Ignoring Jensen’s new ramp, she took the side entrance, feeling her way into the house in the darkness. She knew where every chair, every lamp, every knickknack sat and now sank into Grandpop’s chair, feeling the grooves in it.
How many times had she emerged from her room late at night to see him here, rocking. Praying. She’d climb into his lap, even at fifteen, and he’d tuck her close and pray for her, quote Bible verses over her.
“‘For I know the plans I have for you,’ says the Lord. ‘They are plans for good and not for disaster, to give you a future and a hope.’”
Claire shook the memory away. Then she reached for one of her grandmother’s knit afghans, bunching it under her head, inhaling the sweet aroma of her childhood.
She didn’t care what plans God had for her. She wasn’t leaving.
After days of digging into the earth, sawing down trees, and creating a fire perimeter around the Garden, Jensen wanted nothing more than to crawl home, take a shower, and sleep.
He’d call Claire first. The memory of her holding on to him, her pretty eyes in his, her smile—yeah, that had kept him going as Joe the Overseer directed him and a small crew of church volunteers during the past few days. They’d cleared twenty feet of forest around the edge of the property, and Joe had laid down hoses across the grounds, setting up sprinklers to face the lodge.
The smoke hovered like a specter, weaving through the trees, descending lower upon the property with each hour. Jensen wore a bandanna over his nose, a pair of goggles that one of the volunteers had gone to town to purchase, and now held a chain saw, wearing earplugs to soften the noise as he mowed down a tall white pine that could turn into a deadly torch should the fire light it. It could topple onto the house, the green perimeter they’d created, and burn the lodge to a crisp.

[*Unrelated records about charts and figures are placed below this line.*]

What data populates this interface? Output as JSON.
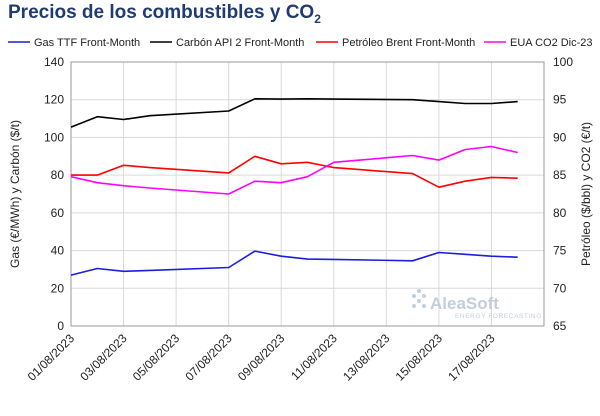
{
  "title": {
    "main": "Precios de los combustibles y CO",
    "sub": "2"
  },
  "chart_data": {
    "type": "line",
    "x": [
      "01/08/2023",
      "02/08/2023",
      "03/08/2023",
      "04/08/2023",
      "07/08/2023",
      "08/08/2023",
      "09/08/2023",
      "10/08/2023",
      "11/08/2023",
      "14/08/2023",
      "15/08/2023",
      "16/08/2023",
      "17/08/2023",
      "18/08/2023"
    ],
    "x_tick_labels": [
      "01/08/2023",
      "03/08/2023",
      "05/08/2023",
      "07/08/2023",
      "09/08/2023",
      "11/08/2023",
      "13/08/2023",
      "15/08/2023",
      "17/08/2023"
    ],
    "y_left": {
      "label": "Gas (€/MWh) y Carbón ($/t)",
      "ylim": [
        0,
        140
      ],
      "ticks": [
        0,
        20,
        40,
        60,
        80,
        100,
        120,
        140
      ]
    },
    "y_right": {
      "label": "Petróleo ($/bbl) y CO2 (€/t)",
      "ylim": [
        65,
        100
      ],
      "ticks": [
        65,
        70,
        75,
        80,
        85,
        90,
        95,
        100
      ]
    },
    "grid": true,
    "legend_position": "top",
    "series": [
      {
        "name": "Gas TTF Front-Month",
        "axis": "left",
        "color": "#1c1cdd",
        "values": [
          27.0,
          30.5,
          29.0,
          29.5,
          31.0,
          39.7,
          37.0,
          35.5,
          35.3,
          34.6,
          39.0,
          38.0,
          37.0,
          36.5
        ]
      },
      {
        "name": "Carbón API 2 Front-Month",
        "axis": "left",
        "color": "#000000",
        "values": [
          105.5,
          111.0,
          109.5,
          111.5,
          114.0,
          120.5,
          120.3,
          120.5,
          120.3,
          120.0,
          119.0,
          118.0,
          118.0,
          119.0
        ]
      },
      {
        "name": "Petróleo Brent Front-Month",
        "axis": "right",
        "color": "#ff0000",
        "values": [
          85.0,
          85.0,
          86.3,
          86.0,
          85.3,
          87.5,
          86.5,
          86.7,
          86.0,
          85.2,
          83.4,
          84.2,
          84.7,
          84.6
        ]
      },
      {
        "name": "EUA CO2 Dic-23",
        "axis": "right",
        "color": "#ff00ff",
        "values": [
          84.8,
          84.0,
          83.6,
          83.3,
          82.5,
          84.2,
          84.0,
          84.8,
          86.7,
          87.6,
          87.0,
          88.4,
          88.8,
          88.0
        ]
      }
    ]
  },
  "watermark": {
    "brand": "AleaSoft",
    "tagline": "ENERGY FORECASTING"
  }
}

He’d slept little, the fear in the residents’ eyes pressing him to keep working, and now exhaustion turned his body to ribbons of agony. But at night, he could make out the glow of fire against the sky. Growing.
He knew about the Garden, of course, the group home in the woods for adults with mental challenges. The residents earned some of their own income with an acre of strawberries they picked and sold all summer.